Mereka bikin E-P7 sih, pewaris sah dari PEN-F. Tapi ya tentu tidak ada di Indonesia, hanya ada di pasaran Jepang dan Eropa. Saya sempat mempertimbangkan dengan sangat serius untuk beli satu, tapi beli elektronik lewat Amazon atau Rakuten, sangat bikin saya waswas, mulai dari durasi pengiriman hingga potensi pajak yang harus ditebus di bea cukai. Itu belum termasuk potensi dapat unit JDM (yang hanya berbahasa Jepang). Sebuah jasa titip yang pasang iklan di Tokped, pernah menyanggupi request saya untuk belikan E-P7 dari Jepang. 11.8jt nett sampai depan pintu. Kendati masih mahal, tapi saya tidak keberatan. Namun karena mereka itu jasa titip umum, bukan spesialis kamera, mereka bahkan tidak bisa memastikan apakah E-P7 yang mereka beli bakal ada menu bahasa Inggrisnya. 

11.8 juta itu bisa beli body only Fuji X-E4 bergaransi resmi.

Aku juga mengingat Pen F sebagai salah satu kamera terakhir yang diulas oleh Kai Wong dalam payung DigitalRev. Aku adalah penggemar berat Kai dan Lok saat mereka review kamera di jalanan Hong Kong. Pada masa-masa akhir keemasan DigitalRev, Kai harus pindah ke London (karena dia memang warga negara Inggris). Maka videonya jadi ada dua versi, Kai di London dan Lok di Hong Kong. Kalau jalan sendiri-sendiri, episode-episodenya sangat tidak enak ditonton. Kai pakai videografer lain di London, yang mana sudah tidak seotentik Hong Kong vibenya. Lok pun bahasa Inggrisnya sudah dimengerti. Tidak ada “tek-tok” kalau tanpa Kai.

Dan tak lama setelah itu, Kai cabut dari DigitalRev. Dia lanjut video solo. Dan anehnya malah bagus, padahal sama-sama di London dan tanpa Lok. Seperti lebih lepas dalam berkarya. Tak lama kemudian Lok ikutan cabut.

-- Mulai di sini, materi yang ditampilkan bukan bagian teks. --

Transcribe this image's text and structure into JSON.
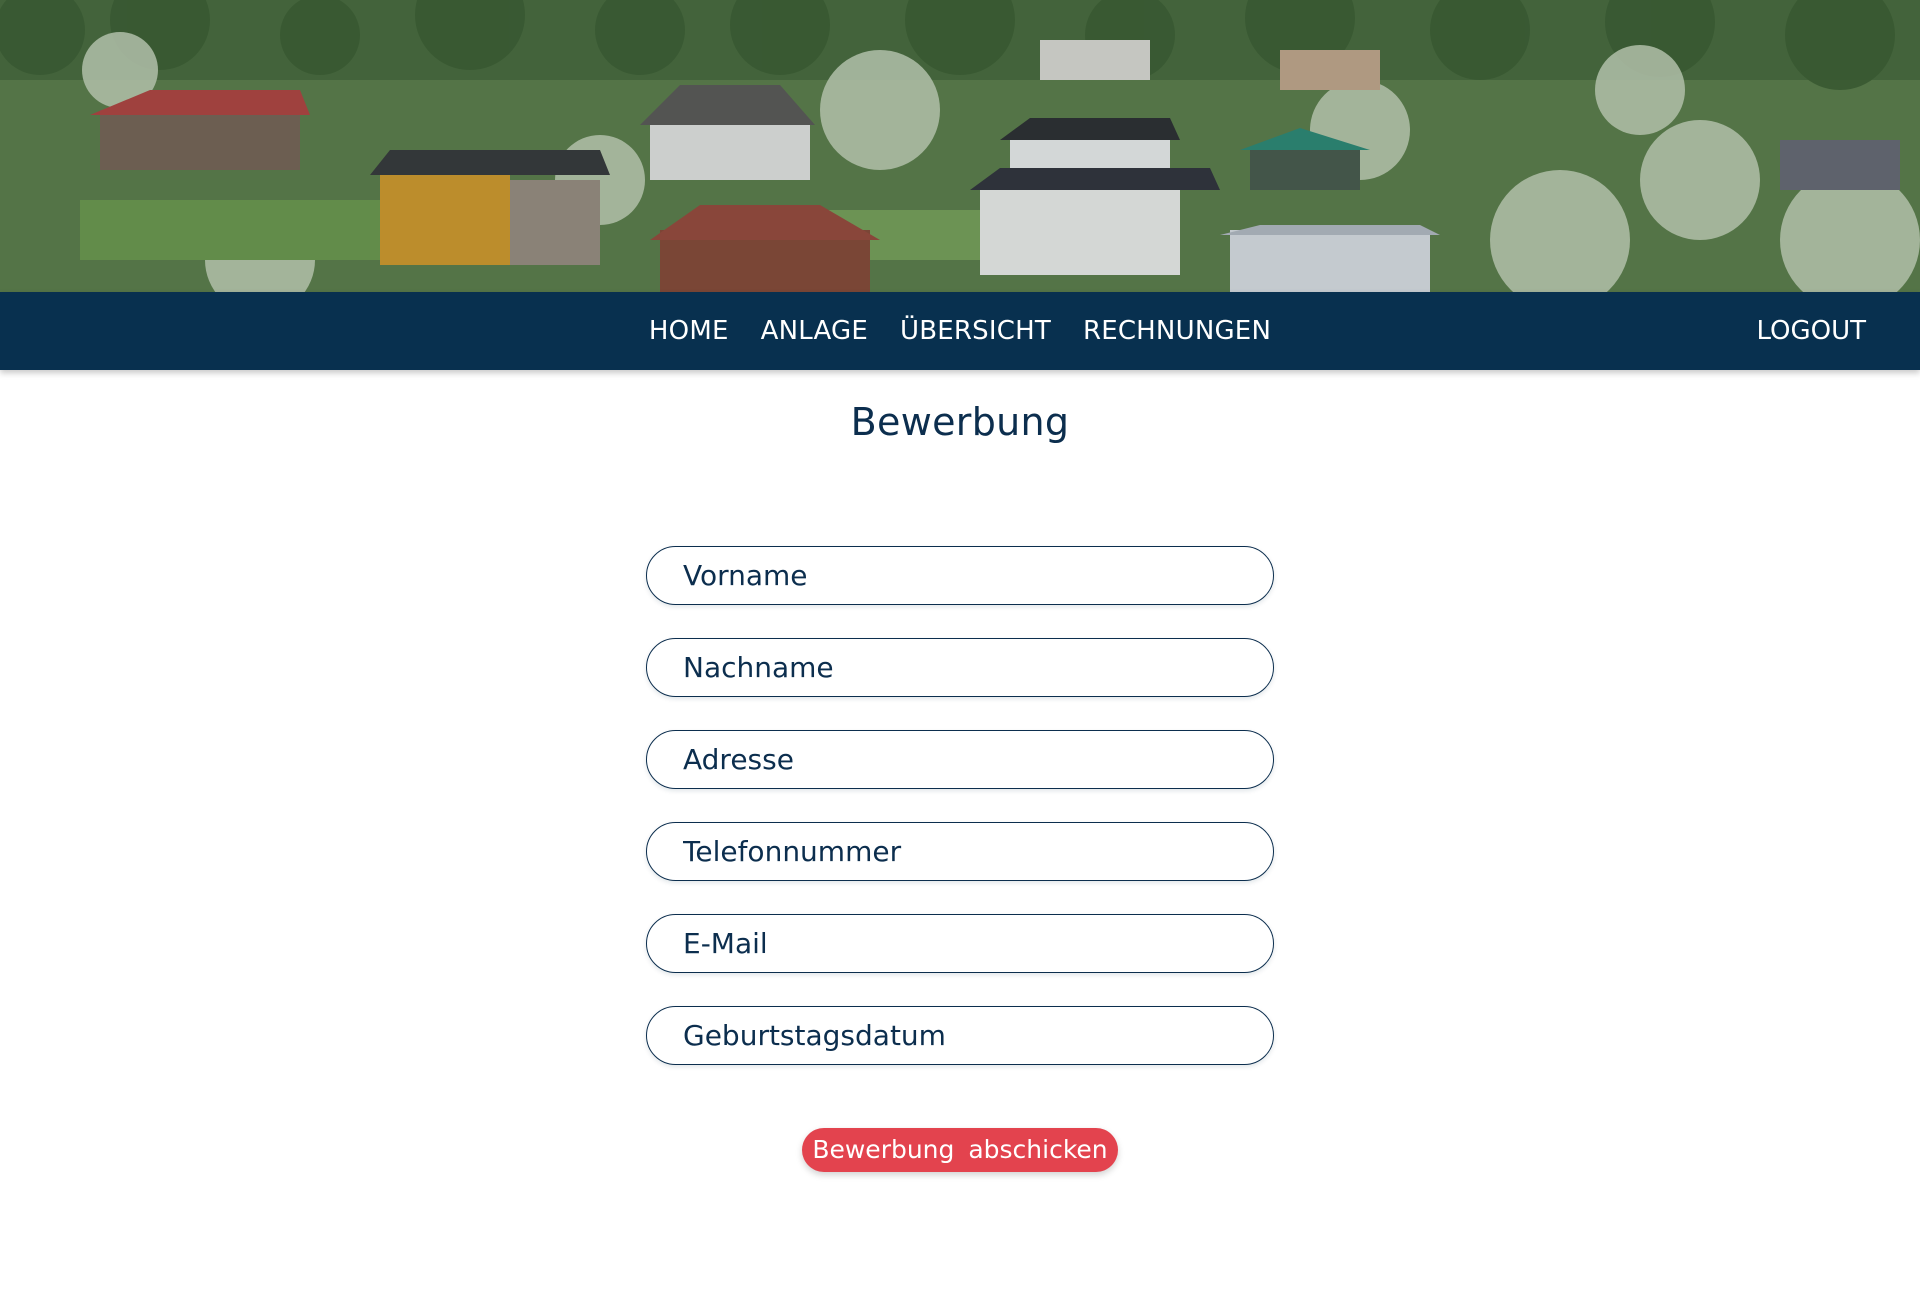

Di akhir 2020 mereka duet lagi sih, walau tidak dalam satu channel.

Sebagai fans yang sedikit banyak keputusan terjun di dunia fotografi dan beli gear akibat pengaruh mereka, ya saya merasa sedih juga. Makanya saya selalu ingat Pen F sebagai salah satu episode akhir-akhir sebelum bubar. Channel DigitalRev masih ada kok, tapi jangan harap ada episode baru. Nikmati aja review kamera-kamera jadul, sembari nostalgia.

sampel dengan lensa 17mm F/1.8

Ahhhh, Pen F. Kenangannya seolah banyak sekali padahal saya baru punya dua pekan. Bahkan baru dipakai tiga kali, semuanya di acara wibu. Kesimpulannya, apakah layak beli unit bekas kamera ini…? well kalau kamu memang ingin, dan suka kamera yang fisiknya agak retro ya ambil. Kalau mementingkan fungsi, E-M5 II adalah kamera yang lebih bagus dan berguna, plus lebih murah.

Tidak usah diceritakan lagi betapa besar harapan saya melihat Olympus meramaikan dunia kamera seperti dulu. Jangan-jangan mereka tidak punya harapan serupa. Sekian.